Hiring fit-to-work seniors will help reduce poverty, hunger in the Philippines--solon


At a glance

  • Senior Citizens Party-list Rep. Rodolfo “Ompong” Ordanes is urging corporations and enterprises to hire fit-to-work seniors to help reduce poverty and hunger in areas with high population density and high poverty incidence.


DSWD to use addt'l modes of payment for seniors' social pension payout(Mark Balmores/MANILA BULLETIN)

 

 

 

 

 

 

Senior Citizens Party-list Rep. Rodolfo “Ompong” Ordanes is urging corporations and enterprises to hire fit-to-work seniors to help reduce poverty and hunger in areas with high population density and high poverty incidence.

“Many seniors in their 60s still want to and can work,” said Ordanes in a statement on Tuesday, April 23.

“It is a matter of matching them with the right companies with solid corporate social responsibility programs,” he added.

Ordanes, chairman of the Special Committee on Senior Citizens, issued these remarks following the release of the results of OCTA Research's Tugon ng Masa (TNM) survey, which indicated a drop in self-rated poverty in the first quarter of 2024.

Based on the survey, around 42 percent or about 11.1 million Filipino families consider themselves poor.

For Ordanes, a viable solution to this incessant issue is to increase the employment pool by hiring elderly Filipinos who are still physically capable of working.

The lawmaker said short-term employment contracts or consultancies can be offered to seniors with special skills and experience to help keep them active, as well as to help them provide for their daily needs and improve their self-esteem. 
 
He explained that the senior citizens hiring model program of the City of Manila should serve as a benchmark for the country’s other 147 cities to follow.

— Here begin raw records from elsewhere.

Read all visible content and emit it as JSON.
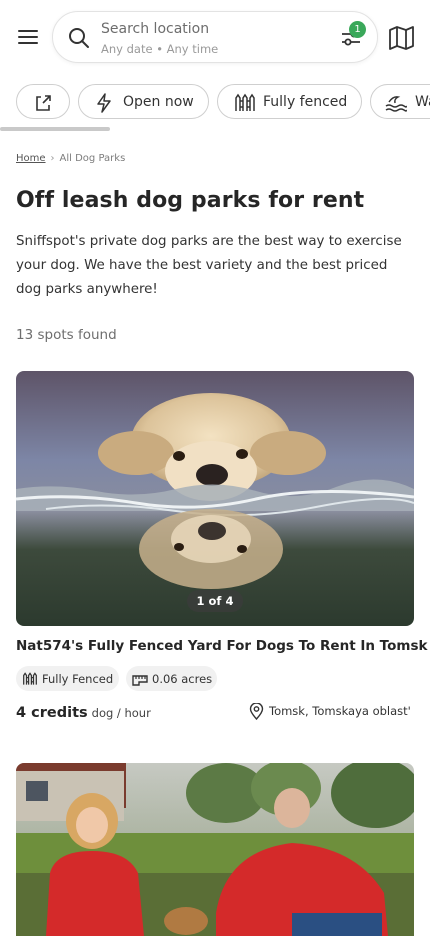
{
  "search": {
    "title": "Search location",
    "subtitle": "Any date • Any time",
    "filter_count": "1"
  },
  "chips": [
    {
      "icon": "share-icon",
      "label": ""
    },
    {
      "icon": "lightning-icon",
      "label": "Open now"
    },
    {
      "icon": "fence-icon",
      "label": "Fully fenced"
    },
    {
      "icon": "water-icon",
      "label": "Wa"
    }
  ],
  "breadcrumb": {
    "home": "Home",
    "separator": "›",
    "current": "All Dog Parks"
  },
  "page": {
    "title": "Off leash dog parks for rent",
    "intro": "Sniffspot's private dog parks are the best way to exercise your dog. We have the best variety and the best priced dog parks anywhere!",
    "spots_found": "13 spots found"
  },
  "listings": [
    {
      "photo_counter": "1 of 4",
      "title": "Nat574's Fully Fenced Yard For Dogs To Rent In Tomsk",
      "tags": [
        {
          "icon": "fence-icon",
          "label": "Fully Fenced"
        },
        {
          "icon": "ruler-icon",
          "label": "0.06 acres"
        }
      ],
      "price": "4 credits",
      "price_unit": "dog / hour",
      "location": "Tomsk, Tomskaya oblast'"
    }
  ],
  "colors": {
    "badge": "#3aa85a",
    "text": "#262626",
    "muted": "#6e6e6e"
  }
}
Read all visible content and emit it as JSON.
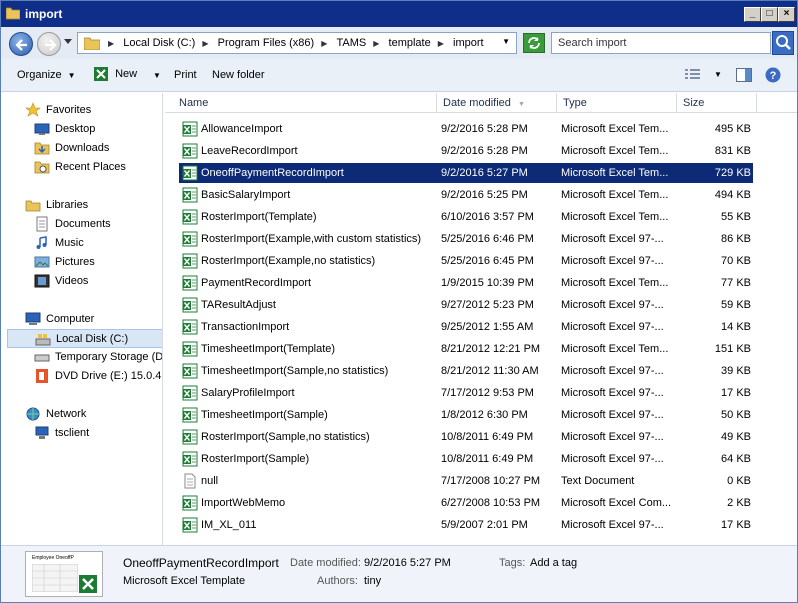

“If each of the 148 cities of the country can produce 1,000 jobs for seniors in a year, that is already 148,000 jobs created, even if only for temporary six-month periods,” Ordanes said. 
 
“If each of the 1,486 municipalities creates at least 50 jobs for seniors, that is another 74,300 new jobs,” he added. 
 
Recently, the local government of Manila, through its Public Employment Service Office (PESO), entered into several memorandums of agreement with fast-food chains and other establishments for the hiring of senior citizens and persons with disabilities (PWDs).